How Agent Receipts Works

Logs are internal, mutable, developer-only, and unverifiable. Anyone can edit a log entry after the fact.

Receipts are cryptographically signed, immutable, shareable, and independently verifiable. Once signed, tampering is detectable by anyone with the public key.

{
  receipt_id:    "rcpt_abc123"         // unique identifier
  agent_id:      "my-agent"           // who acted
  action:        "generate_code"      // what they did
  input_hash:    "sha256:..."         // what they received (hashed)
  output_hash:   "sha256:..."         // what they produced (hashed)
  status:        "completed"          // outcome
  timestamp:     "2026-04-02T..."     // when
  signature:     "ed25519:..."        // cryptographic proof
}

The full schema has 29 fields covering identity, timing, performance metrics, constraints, judgments, and cryptographic proof.

Every receipt is signed with Ed25519 — the same algorithm used by SSH, Signal, and TLS 1.3.

How signing works:
1. Generate a key pair (private + public) — stored locally
2. When an action completes, 12 fields are extracted into a signable payload
3. Fields are sorted alphabetically and JSON-serialized (canonical form)
4. The payload is signed with your private key using Ed25519
5. Signature stored on receipt as "ed25519:<base64>"

The 12 signed fields:
  action, agent_id, chain_id, completed_at, environment,
  input_hash, org_id, output_hash, receipt_id,
  receipt_type, status, timestamp

To verify: anyone with your public key can re-canonicalize the same 12 fields and check the signature — no server required.

Input and output data is never stored — only SHA-256 hashes.
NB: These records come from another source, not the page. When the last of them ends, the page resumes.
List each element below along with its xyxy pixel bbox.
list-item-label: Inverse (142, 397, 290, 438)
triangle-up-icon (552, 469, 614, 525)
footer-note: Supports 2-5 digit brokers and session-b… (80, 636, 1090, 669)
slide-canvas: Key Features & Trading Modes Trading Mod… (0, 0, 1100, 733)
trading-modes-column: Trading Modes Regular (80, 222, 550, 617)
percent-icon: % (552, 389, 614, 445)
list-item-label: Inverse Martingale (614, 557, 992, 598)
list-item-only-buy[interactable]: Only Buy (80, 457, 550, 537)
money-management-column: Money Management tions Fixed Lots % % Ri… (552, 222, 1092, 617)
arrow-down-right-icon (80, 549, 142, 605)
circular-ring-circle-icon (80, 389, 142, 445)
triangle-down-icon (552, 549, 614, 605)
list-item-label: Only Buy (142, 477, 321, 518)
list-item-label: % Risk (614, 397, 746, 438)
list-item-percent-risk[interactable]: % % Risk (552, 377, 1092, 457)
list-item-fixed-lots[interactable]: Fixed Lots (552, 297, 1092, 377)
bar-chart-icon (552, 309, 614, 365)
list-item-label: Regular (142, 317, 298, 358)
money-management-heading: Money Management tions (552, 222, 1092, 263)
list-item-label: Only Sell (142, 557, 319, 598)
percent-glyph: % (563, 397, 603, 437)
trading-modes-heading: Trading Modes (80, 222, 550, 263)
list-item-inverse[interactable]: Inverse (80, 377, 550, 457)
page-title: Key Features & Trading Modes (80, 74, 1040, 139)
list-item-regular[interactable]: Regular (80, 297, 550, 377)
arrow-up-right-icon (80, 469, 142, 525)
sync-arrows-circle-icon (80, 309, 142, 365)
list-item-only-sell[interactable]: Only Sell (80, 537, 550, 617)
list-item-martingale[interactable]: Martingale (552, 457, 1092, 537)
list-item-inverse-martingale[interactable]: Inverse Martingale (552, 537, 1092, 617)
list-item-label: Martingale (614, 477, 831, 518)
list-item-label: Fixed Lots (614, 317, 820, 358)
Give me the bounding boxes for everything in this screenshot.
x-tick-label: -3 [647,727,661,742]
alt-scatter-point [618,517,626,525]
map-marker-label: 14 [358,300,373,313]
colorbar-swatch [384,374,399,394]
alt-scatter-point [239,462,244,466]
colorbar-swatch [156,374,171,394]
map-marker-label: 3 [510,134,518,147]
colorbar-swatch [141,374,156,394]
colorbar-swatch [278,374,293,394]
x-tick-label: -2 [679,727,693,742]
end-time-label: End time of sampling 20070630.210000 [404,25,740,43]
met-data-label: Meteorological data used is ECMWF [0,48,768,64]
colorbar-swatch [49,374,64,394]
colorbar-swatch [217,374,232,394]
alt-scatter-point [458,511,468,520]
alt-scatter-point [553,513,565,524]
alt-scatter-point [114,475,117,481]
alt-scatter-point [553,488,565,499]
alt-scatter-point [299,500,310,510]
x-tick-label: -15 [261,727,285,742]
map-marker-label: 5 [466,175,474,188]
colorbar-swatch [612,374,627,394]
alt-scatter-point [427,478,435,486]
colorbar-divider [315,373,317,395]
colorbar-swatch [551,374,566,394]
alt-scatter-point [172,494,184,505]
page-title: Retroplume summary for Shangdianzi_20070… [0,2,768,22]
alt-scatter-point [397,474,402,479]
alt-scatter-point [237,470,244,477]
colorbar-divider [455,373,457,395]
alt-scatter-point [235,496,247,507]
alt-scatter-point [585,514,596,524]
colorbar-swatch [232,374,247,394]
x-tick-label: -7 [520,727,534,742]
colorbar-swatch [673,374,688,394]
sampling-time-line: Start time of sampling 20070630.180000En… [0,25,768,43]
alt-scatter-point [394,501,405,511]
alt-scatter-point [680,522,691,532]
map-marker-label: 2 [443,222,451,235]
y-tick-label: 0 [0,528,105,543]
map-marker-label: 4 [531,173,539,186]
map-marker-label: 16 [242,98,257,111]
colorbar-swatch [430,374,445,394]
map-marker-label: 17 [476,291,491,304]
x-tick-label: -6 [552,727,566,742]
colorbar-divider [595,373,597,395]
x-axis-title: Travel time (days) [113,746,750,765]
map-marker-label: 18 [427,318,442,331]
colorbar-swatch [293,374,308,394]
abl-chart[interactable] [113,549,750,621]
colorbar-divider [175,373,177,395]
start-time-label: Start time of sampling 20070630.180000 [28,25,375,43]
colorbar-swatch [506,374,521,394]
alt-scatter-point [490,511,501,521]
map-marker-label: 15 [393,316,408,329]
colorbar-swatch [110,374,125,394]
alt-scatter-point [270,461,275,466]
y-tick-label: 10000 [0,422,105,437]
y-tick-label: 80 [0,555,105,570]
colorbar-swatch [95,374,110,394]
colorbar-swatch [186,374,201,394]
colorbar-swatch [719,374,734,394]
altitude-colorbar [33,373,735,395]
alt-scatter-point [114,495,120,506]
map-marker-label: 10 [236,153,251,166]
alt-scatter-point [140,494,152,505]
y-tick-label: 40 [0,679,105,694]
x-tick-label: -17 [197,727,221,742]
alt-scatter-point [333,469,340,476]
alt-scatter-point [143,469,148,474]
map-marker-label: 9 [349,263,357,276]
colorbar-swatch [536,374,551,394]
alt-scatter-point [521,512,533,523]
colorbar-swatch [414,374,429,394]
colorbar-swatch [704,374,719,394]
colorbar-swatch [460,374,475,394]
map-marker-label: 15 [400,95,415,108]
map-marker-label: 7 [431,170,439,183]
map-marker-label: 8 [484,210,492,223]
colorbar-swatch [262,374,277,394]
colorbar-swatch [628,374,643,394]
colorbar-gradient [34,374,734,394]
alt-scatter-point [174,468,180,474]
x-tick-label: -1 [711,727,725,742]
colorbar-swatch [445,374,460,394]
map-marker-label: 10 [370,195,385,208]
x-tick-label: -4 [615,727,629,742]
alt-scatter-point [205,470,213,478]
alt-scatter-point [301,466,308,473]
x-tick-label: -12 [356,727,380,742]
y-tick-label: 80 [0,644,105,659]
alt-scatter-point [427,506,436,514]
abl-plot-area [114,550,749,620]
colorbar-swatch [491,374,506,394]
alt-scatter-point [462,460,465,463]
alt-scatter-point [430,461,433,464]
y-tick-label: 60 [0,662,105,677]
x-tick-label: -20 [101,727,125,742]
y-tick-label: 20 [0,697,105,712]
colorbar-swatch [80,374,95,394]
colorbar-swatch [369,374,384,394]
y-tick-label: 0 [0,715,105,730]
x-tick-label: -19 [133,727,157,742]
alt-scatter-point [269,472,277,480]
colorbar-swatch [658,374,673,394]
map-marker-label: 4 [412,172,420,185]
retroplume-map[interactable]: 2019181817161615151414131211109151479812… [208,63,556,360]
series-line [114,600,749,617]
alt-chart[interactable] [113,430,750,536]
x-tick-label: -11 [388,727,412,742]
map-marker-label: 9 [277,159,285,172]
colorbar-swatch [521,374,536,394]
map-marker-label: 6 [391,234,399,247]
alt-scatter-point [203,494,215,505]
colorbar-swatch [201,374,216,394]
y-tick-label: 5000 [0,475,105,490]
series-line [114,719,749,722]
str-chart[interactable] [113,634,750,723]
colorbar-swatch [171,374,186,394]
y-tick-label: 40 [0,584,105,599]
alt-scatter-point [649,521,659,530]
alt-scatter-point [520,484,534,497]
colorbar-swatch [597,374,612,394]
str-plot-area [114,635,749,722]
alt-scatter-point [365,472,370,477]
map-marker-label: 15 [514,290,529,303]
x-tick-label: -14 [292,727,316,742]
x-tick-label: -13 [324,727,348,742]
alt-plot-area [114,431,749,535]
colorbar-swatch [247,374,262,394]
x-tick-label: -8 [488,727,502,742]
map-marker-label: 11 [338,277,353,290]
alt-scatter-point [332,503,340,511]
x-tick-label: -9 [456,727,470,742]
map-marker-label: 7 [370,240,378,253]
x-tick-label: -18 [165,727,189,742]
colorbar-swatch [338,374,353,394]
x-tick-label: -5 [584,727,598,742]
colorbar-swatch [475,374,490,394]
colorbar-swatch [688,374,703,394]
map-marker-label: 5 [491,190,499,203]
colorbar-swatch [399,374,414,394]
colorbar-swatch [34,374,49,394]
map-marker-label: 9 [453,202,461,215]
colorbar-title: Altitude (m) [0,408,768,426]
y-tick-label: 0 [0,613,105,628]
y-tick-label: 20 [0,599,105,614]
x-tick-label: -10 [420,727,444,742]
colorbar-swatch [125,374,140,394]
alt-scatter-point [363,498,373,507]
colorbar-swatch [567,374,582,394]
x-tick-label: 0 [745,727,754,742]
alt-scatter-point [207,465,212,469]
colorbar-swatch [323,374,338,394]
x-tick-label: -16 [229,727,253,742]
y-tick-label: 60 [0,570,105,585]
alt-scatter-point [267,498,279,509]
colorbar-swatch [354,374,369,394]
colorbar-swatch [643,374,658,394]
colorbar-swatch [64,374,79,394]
Prove what was processed without exposing the data itself.

Multi-step workflows are linked together as chains. Each step references the previous via parent_receipt_id.

Benefits: full history of complex workflows, identify which step caused a failure, total cost/duration across the workflow, track which agents were involved at each stage.

Define rules that receipts must satisfy. Evaluated at creation/completion time. Results stored on the receipt — no re-evaluation needed.

constraints: [
  { type: "max_latency_ms", value: 5000 },
  { type: "max_cost_usd", value: 0.10 },
  { type: "min_confidence", value: 0.8 }
]

An AI model can evaluate receipt outputs against a rubric — and the evaluation itself is stored as a signed receipt.

Judgment flow:
1. Define a rubric (criteria with weights and thresholds)
2. Call judge_receipt with the receipt ID and rubric
3. A pending judgment receipt is created
4. An AI model evaluates the output against each criterion
5. Judgment completed with verdict (pass/fail/partial) and score (0-1)

Example rubric:
  Accuracy      weight: 0.4  threshold: 0.7
  Completeness  weight: 0.3  threshold: 0.6
  Clarity       weight: 0.3  threshold: 0.7

Judgments are stored as receipts themselves (receipt_type: "judgment") — signed, immutable, and verifiable.

MCP Server (for Claude, Cursor, VS Code):

{
  "mcpServers": {
    "agent-receipts": {
      "command": "npx",
      "args": ["@agent-receipts/mcp-server"]
    }
  }
}

TypeScript SDK:

import { AgentReceipts } from '@agent-receipts/sdk'

const client = new AgentReceipts()
await client.track({
  action: 'generate_code',
  input: { prompt },
  output: { code },
  model: 'claude-sonnet-4-20250514',
  tokens_in: 1200,
  tokens_out: 400,
  cost_usd: 0.008,
  latency_ms: 2100,
})

CLI:

npx @agent-receipts/cli init
npx @agent-receipts/cli list
npx @agent-receipts/cli verify <receipt-id>
npx @agent-receipts/cli stats

All receipts stored locally in ~/.agent-receipts/. Your private key never leaves your machine.